Should the U.S. withdraw, the Defense Department would immediately begin research and development on new intermediate-range missiles and countermeasures to Russia's new Novator 9M729 missile, which the U.S. claims violates INF bans on land-based cruise missiles with ranges between 310 and 3,420 miles, she said at a breakfast with reporters in Washington, D.C.
"That will start after Feb. 2 if Russia is not in compliance," Thompson said of the as-yet-undefined U.S. countermeasures. "Our Defense [Department] counterparts will move ahead" with developments.
On Wednesday, Russian military officials and deputy Foreign Minister Sergei Ryabkov, Russia's senior arms negotiator, presided at a static display in Moscow for foreign military attaches of the Novator 9M729, which they claimed has a range just under the INF's 310-mile limit.
Lt. Gen. Mikhail Matveyevsky, chief of missiles and artillery for the Russian military, said the display was evidence of Russia's "increased transparency and our adherence to the INF treaty," according to Russian media outlets.
The Russian claims were dismissed by Thompson, a retired Army colonel and former commander of the 902nd Military Intelligence Group.
She charged that the new Russian missiles have already been deployed.
"It's in the field. It's soldiers in uniform, multiple battalions. It's already occurred," Thompson said, adding that the U.S. had the support of NATO allies in challenging the Russians.
Thompson said she was accompanied by Joint Chiefs of Staff aides last week for meetings in Moscow with Ryabkov in a last-ditch effort to reach a compromise that would keep the U.S. in the INF.
"I was all ears," she said. "It wasn't the normal bluster, propaganda, the kind of dramatics that [we often] associate with some of these meetings. The deputy foreign minister did have the right people in the room, as did we. But as I said before, we didn't break any new ground."
Thompson added, "The Russians acknowledged having the system but continued to say in their talking points it didn't violate the INF treaty."
U.S. presentations of intelligence information show otherwise.
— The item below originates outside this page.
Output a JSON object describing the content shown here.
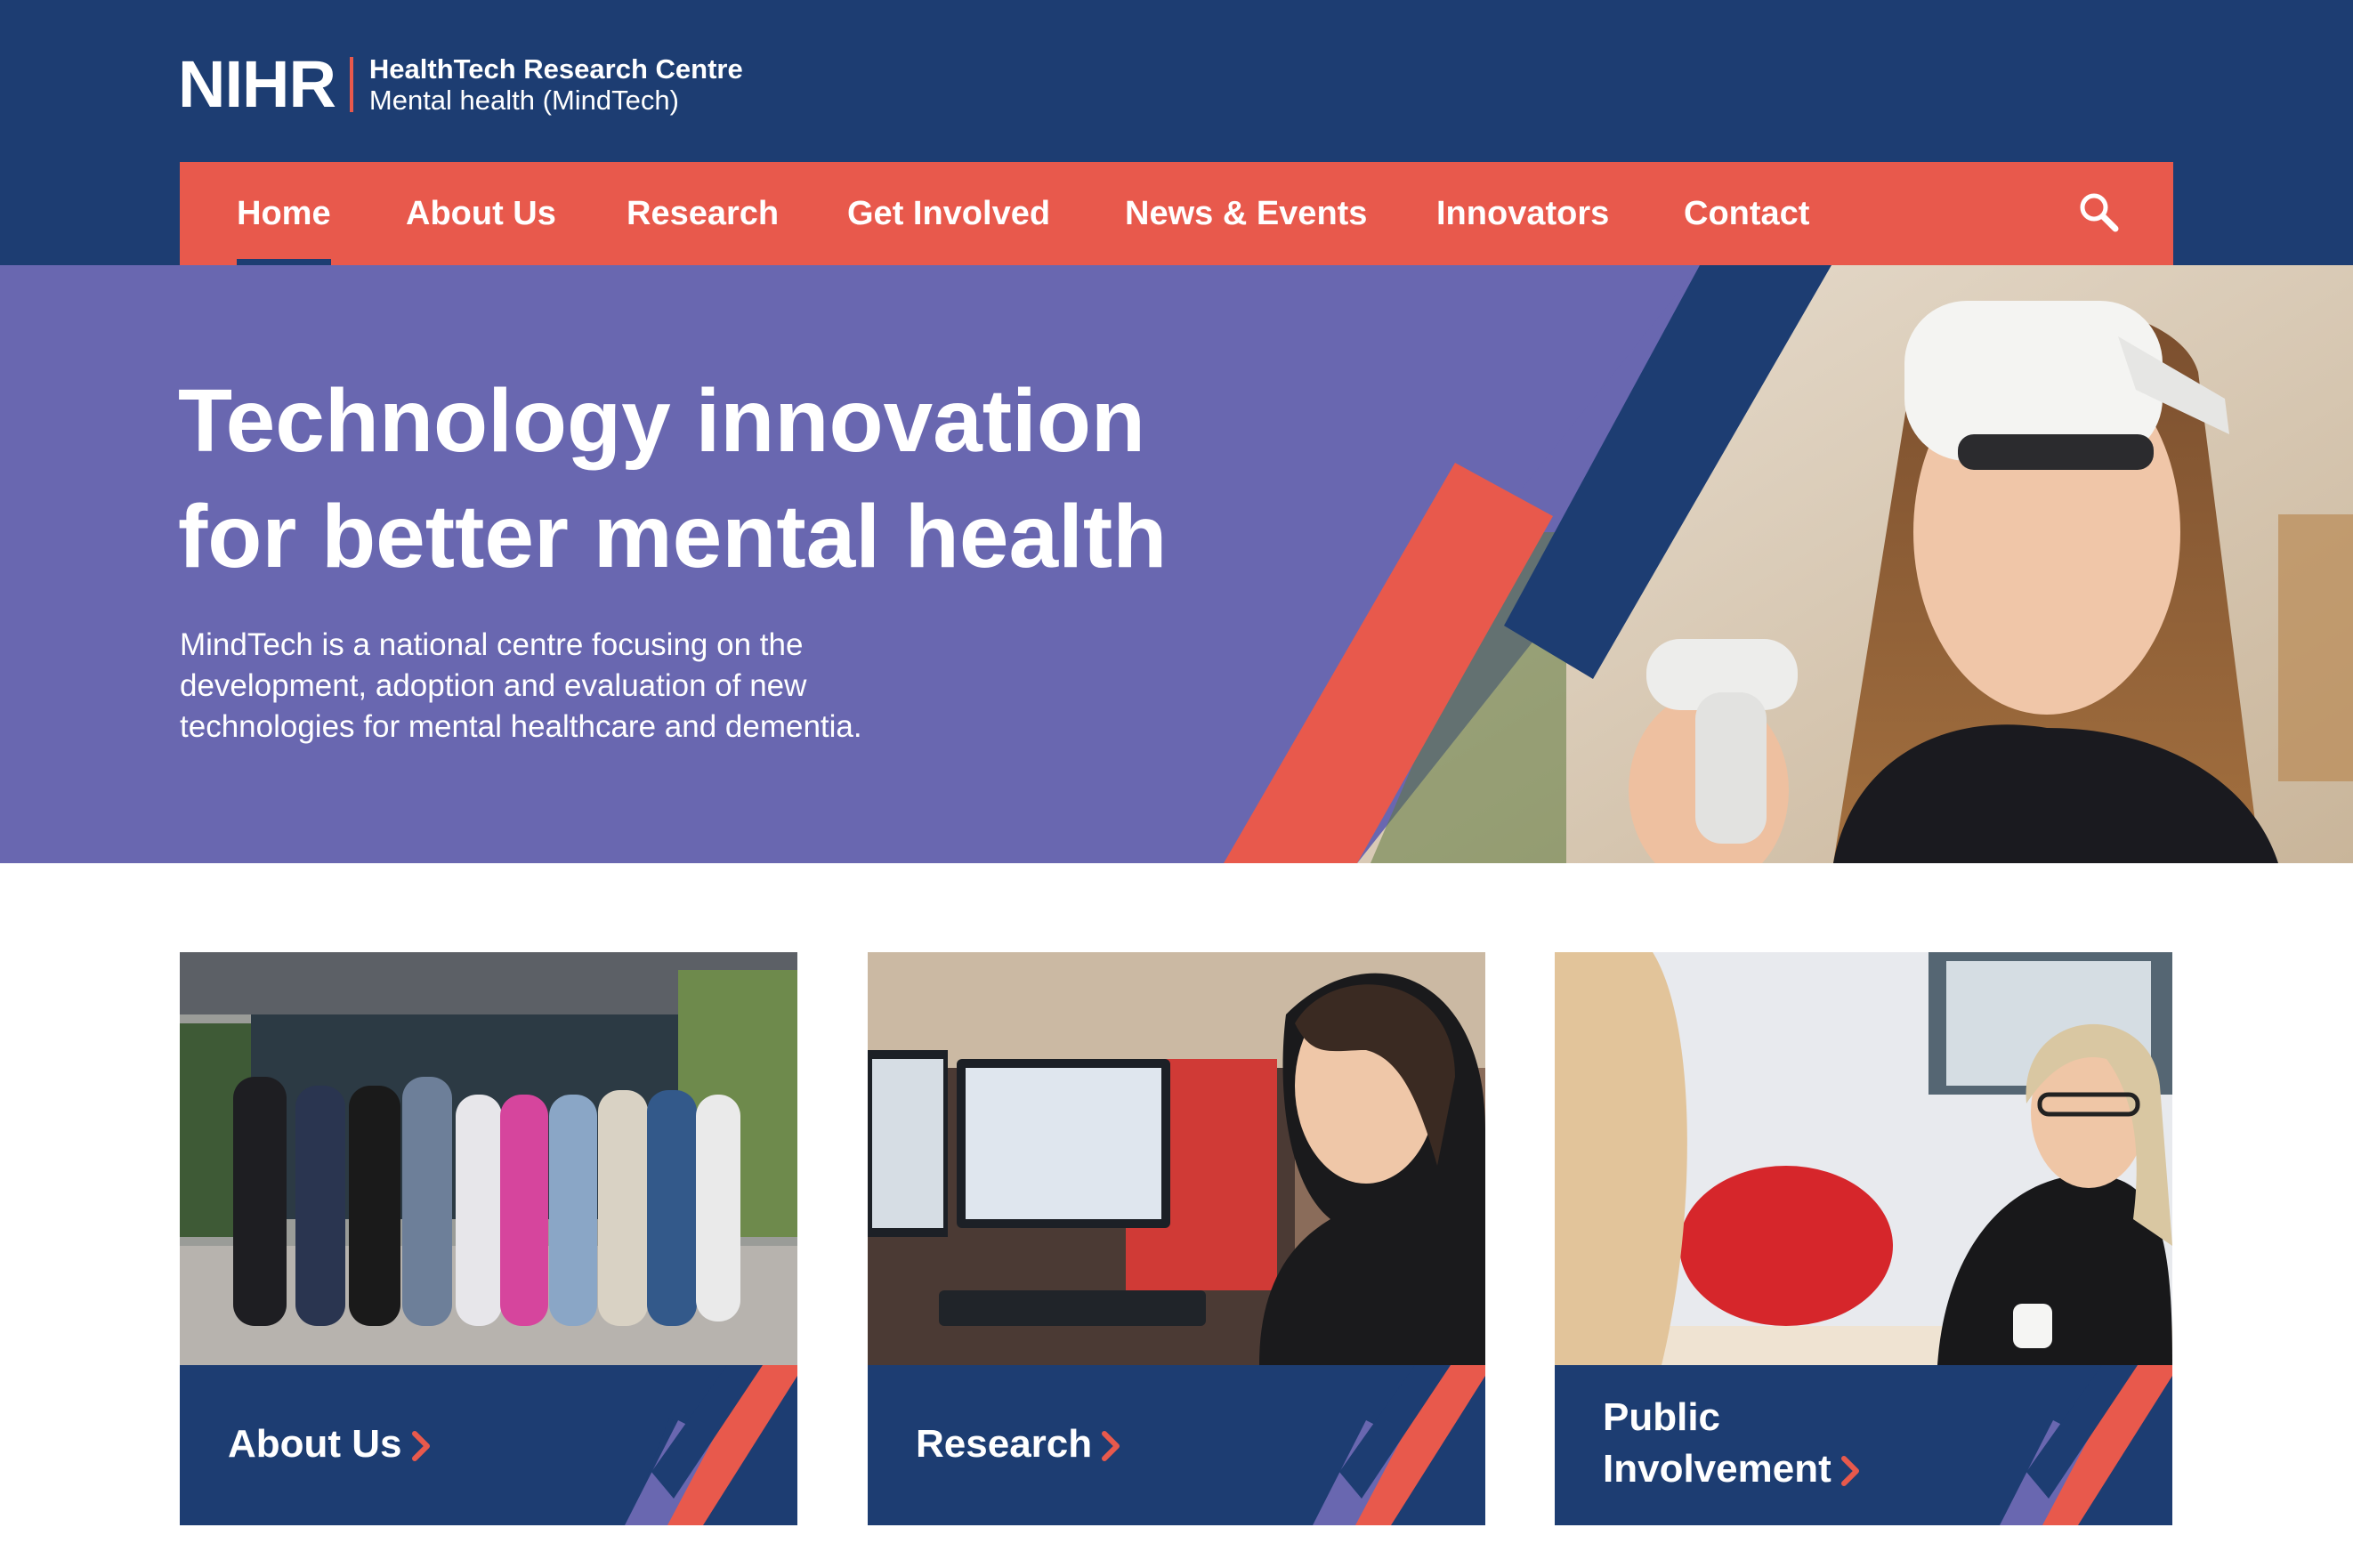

Thompson said it is possible that she might meet again with Ryabkov on the sidelines of arms meetings in China next week, but she held out little prospect that Russia would comply with the Feb. 2 deadline. When asked if she were optimistic, Thompson said she wasn’t.
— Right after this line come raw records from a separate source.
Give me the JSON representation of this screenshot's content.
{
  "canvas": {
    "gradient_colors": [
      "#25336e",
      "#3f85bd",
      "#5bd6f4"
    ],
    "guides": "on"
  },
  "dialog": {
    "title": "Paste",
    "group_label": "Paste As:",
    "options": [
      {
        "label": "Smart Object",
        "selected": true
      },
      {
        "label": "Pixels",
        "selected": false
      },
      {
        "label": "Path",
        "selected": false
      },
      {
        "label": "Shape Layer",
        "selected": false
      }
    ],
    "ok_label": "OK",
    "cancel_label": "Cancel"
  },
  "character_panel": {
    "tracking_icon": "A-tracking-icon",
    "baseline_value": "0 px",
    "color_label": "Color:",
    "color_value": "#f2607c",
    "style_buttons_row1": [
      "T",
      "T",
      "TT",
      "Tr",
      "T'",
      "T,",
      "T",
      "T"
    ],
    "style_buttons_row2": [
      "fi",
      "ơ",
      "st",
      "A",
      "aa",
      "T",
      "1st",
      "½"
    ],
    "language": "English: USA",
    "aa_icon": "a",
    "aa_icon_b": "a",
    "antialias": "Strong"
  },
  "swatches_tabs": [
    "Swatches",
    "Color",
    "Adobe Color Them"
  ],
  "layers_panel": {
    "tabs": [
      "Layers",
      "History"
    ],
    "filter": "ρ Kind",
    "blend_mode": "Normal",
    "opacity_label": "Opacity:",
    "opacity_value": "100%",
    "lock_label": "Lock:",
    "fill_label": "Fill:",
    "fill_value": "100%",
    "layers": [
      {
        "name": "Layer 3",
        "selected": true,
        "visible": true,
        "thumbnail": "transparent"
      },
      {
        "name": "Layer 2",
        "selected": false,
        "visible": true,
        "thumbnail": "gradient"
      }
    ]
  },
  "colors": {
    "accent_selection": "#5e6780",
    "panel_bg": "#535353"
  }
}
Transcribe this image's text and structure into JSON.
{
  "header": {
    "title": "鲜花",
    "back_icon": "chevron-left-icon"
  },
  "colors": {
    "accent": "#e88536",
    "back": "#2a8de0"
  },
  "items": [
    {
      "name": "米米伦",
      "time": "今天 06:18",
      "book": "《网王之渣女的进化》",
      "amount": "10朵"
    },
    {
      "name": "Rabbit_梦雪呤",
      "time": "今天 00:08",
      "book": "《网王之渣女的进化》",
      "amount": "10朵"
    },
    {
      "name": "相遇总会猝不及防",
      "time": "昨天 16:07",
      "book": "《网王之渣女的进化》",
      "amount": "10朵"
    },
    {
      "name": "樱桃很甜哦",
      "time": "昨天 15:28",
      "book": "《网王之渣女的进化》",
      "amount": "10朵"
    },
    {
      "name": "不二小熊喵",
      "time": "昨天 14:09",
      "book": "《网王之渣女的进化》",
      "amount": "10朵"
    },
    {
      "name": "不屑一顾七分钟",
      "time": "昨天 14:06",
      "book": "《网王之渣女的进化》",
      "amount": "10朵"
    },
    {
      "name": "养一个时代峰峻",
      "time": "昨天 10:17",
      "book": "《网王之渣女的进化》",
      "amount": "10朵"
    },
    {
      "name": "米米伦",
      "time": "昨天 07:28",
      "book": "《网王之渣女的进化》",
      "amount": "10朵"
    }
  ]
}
"The act of fielding a system that violates the treaty brought the demise of the treaty or the failure of the treaty," she said. "To not acknowledge it, and to continue to allow it, I think is an action that undermines arms control."
The INF treaty was signed in 1987 by President Ronald Reagan and then-Soviet General Secretary Mikhail Gorbachev, and ratified by the U.S. Senate the following year.
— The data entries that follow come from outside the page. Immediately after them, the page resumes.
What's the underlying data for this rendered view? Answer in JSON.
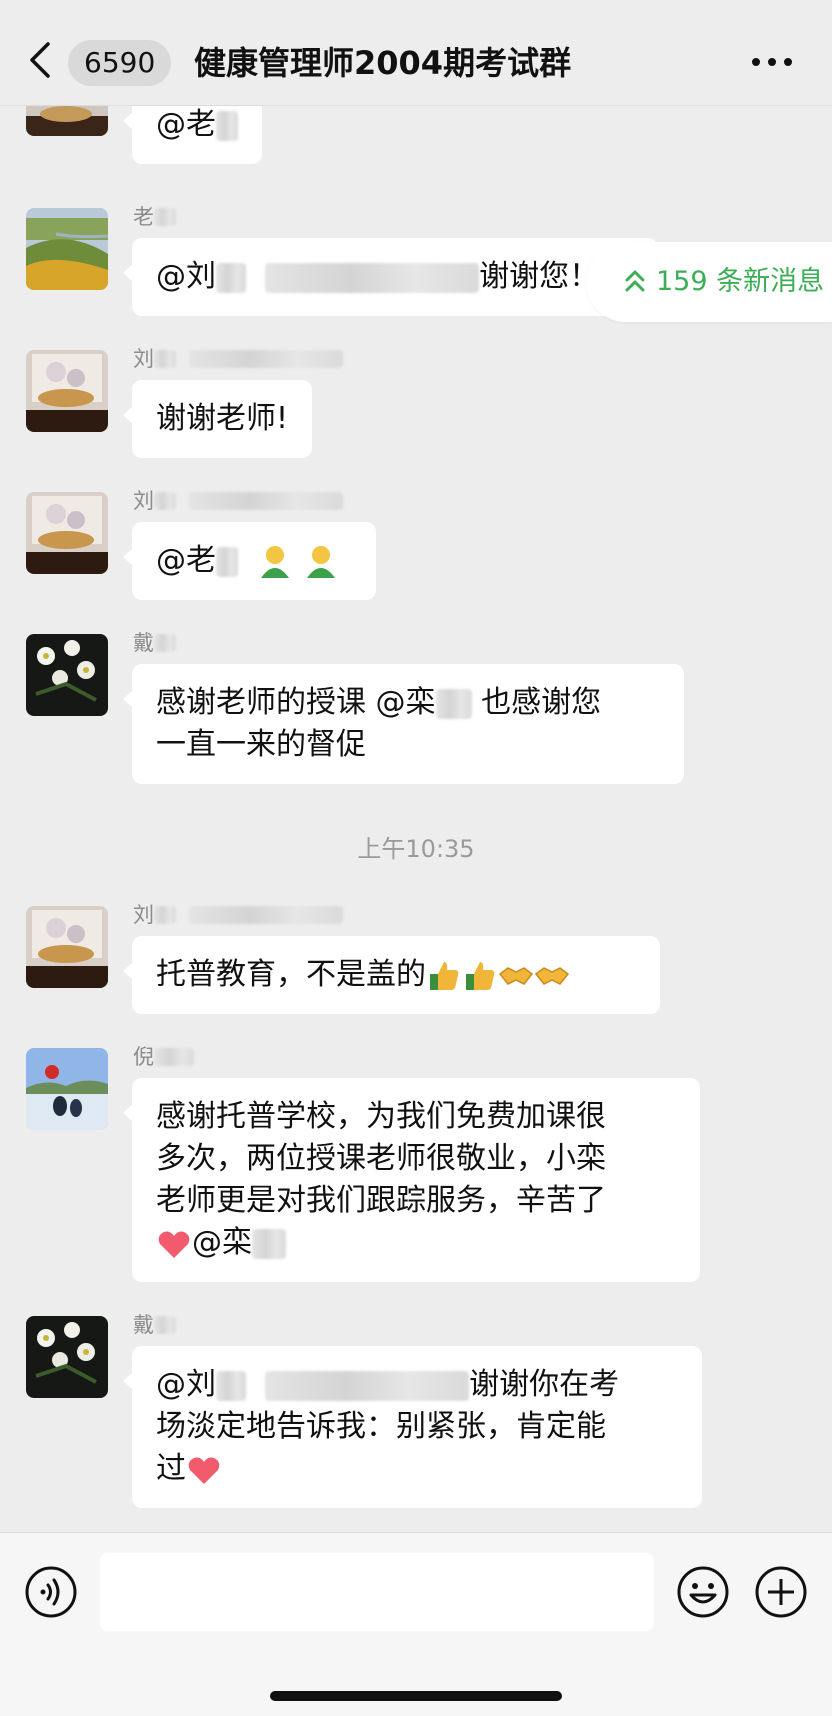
{
  "header": {
    "back_icon": "chevron-left-icon",
    "unread_count": "6590",
    "title": "健康管理师2004期考试群",
    "more_icon": "more-dots-icon"
  },
  "new_messages": {
    "text": "159 条新消息",
    "icon": "double-chevron-up-icon",
    "color": "#3cae56"
  },
  "messages": [
    {
      "sender": "",
      "text": "@老"
    },
    {
      "sender": "老",
      "text_a": "@刘",
      "text_b": "谢谢您！"
    },
    {
      "sender": "刘",
      "text": "谢谢老师!"
    },
    {
      "sender": "刘",
      "text": "@老",
      "emoji": "person-emoji"
    },
    {
      "sender": "戴",
      "line1_a": "感谢老师的授课 @栾",
      "line1_b": " 也感谢您",
      "line2": "一直一来的督促"
    },
    {
      "sender": "刘",
      "text": "托普教育，不是盖的",
      "emoji": "thumbs-up handshake"
    },
    {
      "sender": "倪",
      "line1": "感谢托普学校，为我们免费加课很",
      "line2": "多次，两位授课老师很敬业，小栾",
      "line3": "老师更是对我们跟踪服务，辛苦了",
      "line4": "@栾"
    },
    {
      "sender": "戴",
      "line1_a": "@刘",
      "line1_b": "谢谢你在考",
      "line2": "场淡定地告诉我：别紧张，肯定能",
      "line3": "过"
    }
  ],
  "time_divider": "上午10:35",
  "input_bar": {
    "voice_icon": "voice-icon",
    "emoji_icon": "emoji-icon",
    "plus_icon": "plus-icon"
  },
  "colors": {
    "background": "#ededed",
    "bubble": "#ffffff",
    "accent": "#3cae56"
  }
}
Last October, President Donald Trump announced his intention to "terminate" the treaty.
"Russia has violated the agreement. They have been violating it for many years," he said at a rally in Elko, Nevada. "And we're not going to let them violate a nuclear agreement and go out and do weapons and we're not allowed to.
"We'll have to develop those weapons," Trump said, "unless Russia comes to us and China comes to us, and they all come to us and say, 'Let's really get smart, and let's none of us develop those weapons.' "
In early December, Secretary of State Mike Pompeo announced that the U.S. was giving Russia 60 days, ending Feb. 2, to come into compliance with the INF treaty or the U.S. would withdraw.
"It makes no sense for the United States to remain in a treaty that constrains our ability to respond to Russia's violations," Pompeo said at a NATO meeting in Brussels.
On Dec. 20, at his annual news conference in Moscow, Russian President Vladimir Putin issued dire warnings that U.S. withdrawal from the INF treaty could trigger a new arms race that would threaten world peace.
"We are witnessing the breakup of the arms control system," raising the prospect of nuclear war, Putin said. "It could lead to the destruction of civilization as a whole and maybe even our planet."